Nesta nova informação recolhida por “Behind The Scenes” (youtube.com), com a mesma disponibilizando-nos imagens de dois eventos passados na proximidade da nossa estrela (o Sol), nesse registo sendo possível de observar o trânsito de dois objetos (um por identificar, outro identificado) atravessando-se entre a Terra (nós) e o Sol (impedindo por segundos a visão total deste último), posteriormente prosseguindo e desaparecendo: um deles sendo o objeto por identificar (desde há 14 anos sem resposta) ─ registado pelas câmaras das sondas da NASA STEREO B (inoperacional na atualidade) ─ o outro (apenas usado como termo de comparação) sendo a Lua.

 

Trânsito de dois objetos diante do Sol, apresentando (a partir de observação não privilegiada, a NET) formas (diferentes dimensões), enquadramentos (no tempo) e comportamentos diferenciados (um acelerado outro nem tanto).
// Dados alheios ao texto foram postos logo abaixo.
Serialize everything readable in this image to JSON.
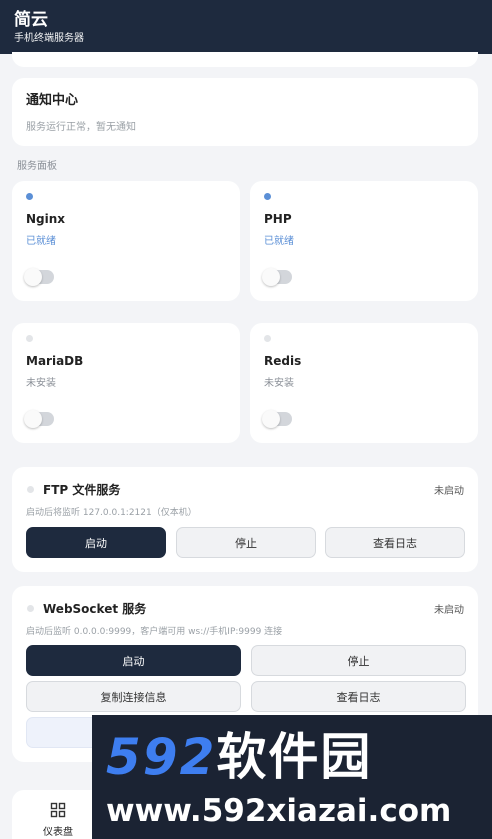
{
  "header": {
    "title": "简云",
    "subtitle": "手机终端服务器"
  },
  "notice": {
    "title": "通知中心",
    "text": "服务运行正常，暂无通知"
  },
  "section_label": "服务面板",
  "services": [
    {
      "name": "Nginx",
      "status": "已就绪",
      "enabled": false
    },
    {
      "name": "PHP",
      "status": "已就绪",
      "enabled": false
    },
    {
      "name": "MariaDB",
      "status": "未安装",
      "enabled": false
    },
    {
      "name": "Redis",
      "status": "未安装",
      "enabled": false
    }
  ],
  "ftp": {
    "title": "FTP 文件服务",
    "status": "未启动",
    "desc": "启动后将监听 127.0.0.1:2121（仅本机）",
    "buttons": {
      "start": "启动",
      "stop": "停止",
      "logs": "查看日志"
    }
  },
  "websocket": {
    "title": "WebSocket 服务",
    "status": "未启动",
    "desc": "启动后监听 0.0.0.0:9999，客户端可用 ws://手机IP:9999 连接",
    "buttons": {
      "start": "启动",
      "stop": "停止",
      "copy": "复制连接信息",
      "logs": "查看日志"
    }
  },
  "nav": {
    "dashboard_label": "仪表盘"
  },
  "watermark": {
    "logo_digits": "592",
    "logo_text": "软件园",
    "url": "www.592xiazai.com"
  },
  "colors": {
    "header_bg": "#1e2a3e",
    "primary_button": "#1e2a3e",
    "ready_accent": "#5b8fd6",
    "watermark_blue": "#3e7ef0"
  }
}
E se um deles sendo a Lua, o outro só podendo ser (não se percebendo, como uma mera anomalia) algo de natural ou artificial: tendo em mãos o segundo caso (o que nos interessa) sendo de estranhar o não esclarecimento deste evento pela NASA ─ não sendo um corpo celeste desconhecido (colocando-nos a questão, “passando por perto e não sendo identificado?”) ─ deixando-nos sempre na dúvida se na realidade tínhamos visto alguma coisa (por exemplo um planeta em trânsito) ou se não seria mesmo algo de criação artificial, podendo ser comandado à distância (sonda automática) ou em regime presencial (nave espacial tripulada).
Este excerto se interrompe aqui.